Besides the nature of the business hospitality, the circumstances of the giving or accepting may also provide insight about the underlying intent of the transactions and raise red flags of increased anti-corruption risks, for example:

  • Is it given openly and transparently?
  • Is it provided in response to a request by a public official?
  • Is it given during a tender or contemporaneous with the award of any contract or the grant of any government license, permit or approval?
  • Is the giver present when the business hospitality was/is received?
  • Is the recipient a public official or family member of a public official?
  • Is the recipient involved in the granting of business or government approval to the company?
  • Is the business hospitality appropriate for the occasion?
  • In the case of travel, lodging or related expenses, are the travel arrangements (stopovers, itinerary, etc.) and costs reasonable and directly connected to the legitimate business purpose of the travel, and are they transparent to and/or approved by the traveler’s supervisor or head of the relevant government agency to help avoid the risk of “double-dipping”?

Internal controls and approval procedures should be in place for business hospitality.  For example, companies often use questionnaires to gather detailed information about the proposed business hospitality including its nature, recipient, circumstances, business purposes, etc. High-risk hospitality, usually meeting certain value and frequency thresholds or being given to high-risk recipients, often is subject to enhanced scrutiny by management and the legal/compliance department. During the review, it is important to make sure that the business hospitality is permissible under all applicable anti-corruption laws and regulations as well as any internal rules of the recipient’s organization, including any applicable government ethics rules. It is also important for the company to maintain accurate and complete records of the review process, including the questionnaires and approval records, and to record the business hospitality accurately in its books and records.

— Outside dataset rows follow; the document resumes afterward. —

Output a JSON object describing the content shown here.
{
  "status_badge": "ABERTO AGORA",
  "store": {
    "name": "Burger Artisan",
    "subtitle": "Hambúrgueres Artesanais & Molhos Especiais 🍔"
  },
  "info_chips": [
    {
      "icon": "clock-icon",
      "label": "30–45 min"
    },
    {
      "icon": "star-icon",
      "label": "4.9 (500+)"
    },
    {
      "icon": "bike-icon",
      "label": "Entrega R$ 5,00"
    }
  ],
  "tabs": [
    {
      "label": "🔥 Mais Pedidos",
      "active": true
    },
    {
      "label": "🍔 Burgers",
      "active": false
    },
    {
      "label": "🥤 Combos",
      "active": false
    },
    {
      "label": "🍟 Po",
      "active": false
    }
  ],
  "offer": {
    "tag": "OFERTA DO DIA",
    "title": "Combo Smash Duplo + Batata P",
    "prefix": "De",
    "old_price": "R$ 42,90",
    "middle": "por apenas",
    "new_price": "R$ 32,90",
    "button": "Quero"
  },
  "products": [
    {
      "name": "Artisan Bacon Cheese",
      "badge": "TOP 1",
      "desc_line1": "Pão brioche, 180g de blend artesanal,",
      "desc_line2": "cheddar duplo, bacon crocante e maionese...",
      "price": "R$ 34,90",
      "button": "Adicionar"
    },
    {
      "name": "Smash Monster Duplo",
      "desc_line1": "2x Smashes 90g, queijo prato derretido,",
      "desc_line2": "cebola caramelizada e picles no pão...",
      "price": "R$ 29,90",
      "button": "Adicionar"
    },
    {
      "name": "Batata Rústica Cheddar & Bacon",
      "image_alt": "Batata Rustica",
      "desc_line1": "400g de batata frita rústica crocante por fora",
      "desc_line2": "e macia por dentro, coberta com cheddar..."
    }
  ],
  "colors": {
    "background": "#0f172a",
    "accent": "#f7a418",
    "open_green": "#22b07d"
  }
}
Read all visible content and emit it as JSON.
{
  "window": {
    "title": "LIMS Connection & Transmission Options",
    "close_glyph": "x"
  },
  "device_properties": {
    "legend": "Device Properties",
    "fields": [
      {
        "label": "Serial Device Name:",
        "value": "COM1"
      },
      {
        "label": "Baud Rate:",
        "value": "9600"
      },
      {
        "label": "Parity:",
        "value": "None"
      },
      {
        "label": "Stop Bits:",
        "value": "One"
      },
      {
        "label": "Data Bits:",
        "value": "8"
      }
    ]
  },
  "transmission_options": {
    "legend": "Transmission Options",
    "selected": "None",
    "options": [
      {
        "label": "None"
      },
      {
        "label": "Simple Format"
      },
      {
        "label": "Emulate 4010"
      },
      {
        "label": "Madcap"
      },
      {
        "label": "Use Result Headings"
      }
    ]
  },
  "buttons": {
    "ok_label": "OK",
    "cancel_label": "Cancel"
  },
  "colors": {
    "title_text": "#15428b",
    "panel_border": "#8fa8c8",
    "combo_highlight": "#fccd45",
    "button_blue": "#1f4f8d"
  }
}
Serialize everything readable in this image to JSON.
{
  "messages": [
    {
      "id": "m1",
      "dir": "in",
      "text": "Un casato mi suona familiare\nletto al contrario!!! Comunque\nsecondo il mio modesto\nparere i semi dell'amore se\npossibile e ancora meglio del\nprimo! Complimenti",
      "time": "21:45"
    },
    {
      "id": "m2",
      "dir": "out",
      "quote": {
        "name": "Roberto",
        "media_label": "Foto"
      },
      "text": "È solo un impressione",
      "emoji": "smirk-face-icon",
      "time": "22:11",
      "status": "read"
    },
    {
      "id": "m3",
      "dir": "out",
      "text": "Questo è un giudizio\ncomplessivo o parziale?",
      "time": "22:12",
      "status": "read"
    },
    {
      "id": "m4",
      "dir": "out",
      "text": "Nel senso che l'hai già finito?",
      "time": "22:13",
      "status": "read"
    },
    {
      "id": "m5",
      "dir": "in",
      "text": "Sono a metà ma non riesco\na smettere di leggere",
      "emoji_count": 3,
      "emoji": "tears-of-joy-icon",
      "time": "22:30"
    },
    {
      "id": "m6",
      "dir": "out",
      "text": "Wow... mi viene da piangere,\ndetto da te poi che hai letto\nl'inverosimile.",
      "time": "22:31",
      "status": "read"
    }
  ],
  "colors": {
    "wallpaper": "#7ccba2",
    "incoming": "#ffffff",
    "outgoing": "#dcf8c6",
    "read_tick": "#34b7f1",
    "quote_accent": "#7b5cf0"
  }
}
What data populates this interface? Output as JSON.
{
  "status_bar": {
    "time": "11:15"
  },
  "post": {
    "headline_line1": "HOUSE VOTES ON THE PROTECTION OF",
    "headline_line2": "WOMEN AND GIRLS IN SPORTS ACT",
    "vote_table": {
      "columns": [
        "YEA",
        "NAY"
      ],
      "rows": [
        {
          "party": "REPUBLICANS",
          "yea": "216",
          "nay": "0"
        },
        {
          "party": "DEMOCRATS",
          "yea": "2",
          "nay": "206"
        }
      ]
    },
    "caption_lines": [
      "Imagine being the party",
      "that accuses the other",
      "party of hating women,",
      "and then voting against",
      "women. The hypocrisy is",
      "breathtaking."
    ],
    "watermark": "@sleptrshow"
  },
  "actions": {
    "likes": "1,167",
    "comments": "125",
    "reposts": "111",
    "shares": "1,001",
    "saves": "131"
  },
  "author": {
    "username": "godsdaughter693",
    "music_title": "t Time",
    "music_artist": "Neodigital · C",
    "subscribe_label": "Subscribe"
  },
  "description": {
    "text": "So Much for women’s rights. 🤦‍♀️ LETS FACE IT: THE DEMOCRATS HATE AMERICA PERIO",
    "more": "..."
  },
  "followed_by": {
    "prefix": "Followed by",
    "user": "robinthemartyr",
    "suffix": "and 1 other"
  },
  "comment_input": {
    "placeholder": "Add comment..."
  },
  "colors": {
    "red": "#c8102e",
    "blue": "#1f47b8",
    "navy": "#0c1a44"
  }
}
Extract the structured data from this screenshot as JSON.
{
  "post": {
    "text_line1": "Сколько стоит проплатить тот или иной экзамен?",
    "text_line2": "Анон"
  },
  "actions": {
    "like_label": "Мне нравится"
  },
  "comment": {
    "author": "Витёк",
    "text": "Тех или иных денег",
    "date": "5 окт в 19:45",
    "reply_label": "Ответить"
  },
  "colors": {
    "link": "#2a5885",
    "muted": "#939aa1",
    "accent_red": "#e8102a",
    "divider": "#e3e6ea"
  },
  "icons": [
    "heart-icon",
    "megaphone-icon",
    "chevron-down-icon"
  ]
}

A basic checklist to consider for business hospitality would include:

  • The business hospitality should be permissible under all applicable laws and regulations, including any internal rules or policies of the recipient’s organization or agency;
  • The business hospitality should be offered, given or received for a legitimate business purpose;
  • The business hospitality should not be given or received during a tender or bidding process to anyone involved or influential in the tender or bidding process or contemporaneous with the granting of any government license, permit or approval in the case of business hospitality for an involved or influential government official;
  • The business hospitality should not be too frequent when combined with all other business hospitality provided to a particular recipient over the course of twelve months;
  • The business hospitality should be given or received openly and transparently, including in the case of more significant expenditures (such as travel and lodging) with written notification to and/or approval from appropriate supervisors of the traveler and other safeguards to avoid “double dipping”;
  • The business hospitality should not be lavish or extravagant;
  • The business hospitality should not be inappropriate in the circumstances, indecent, illegal or of a type that could cause damage to your company’s reputation;
  • Cash or cash equivalent gifts (e.g., gift cards or loans) are not permissible unless approved in advance by senior management and the legal/compliance department; and
  • Business hospitality above specified monetary or frequency limits should be approved in writing by the senior management and the legal/compliance department before it is offered or accepted.
  • Business hospitality should be accurately recorded in the company’s books and records, including all supporting documentation, and should reflect whether recipients are government officials.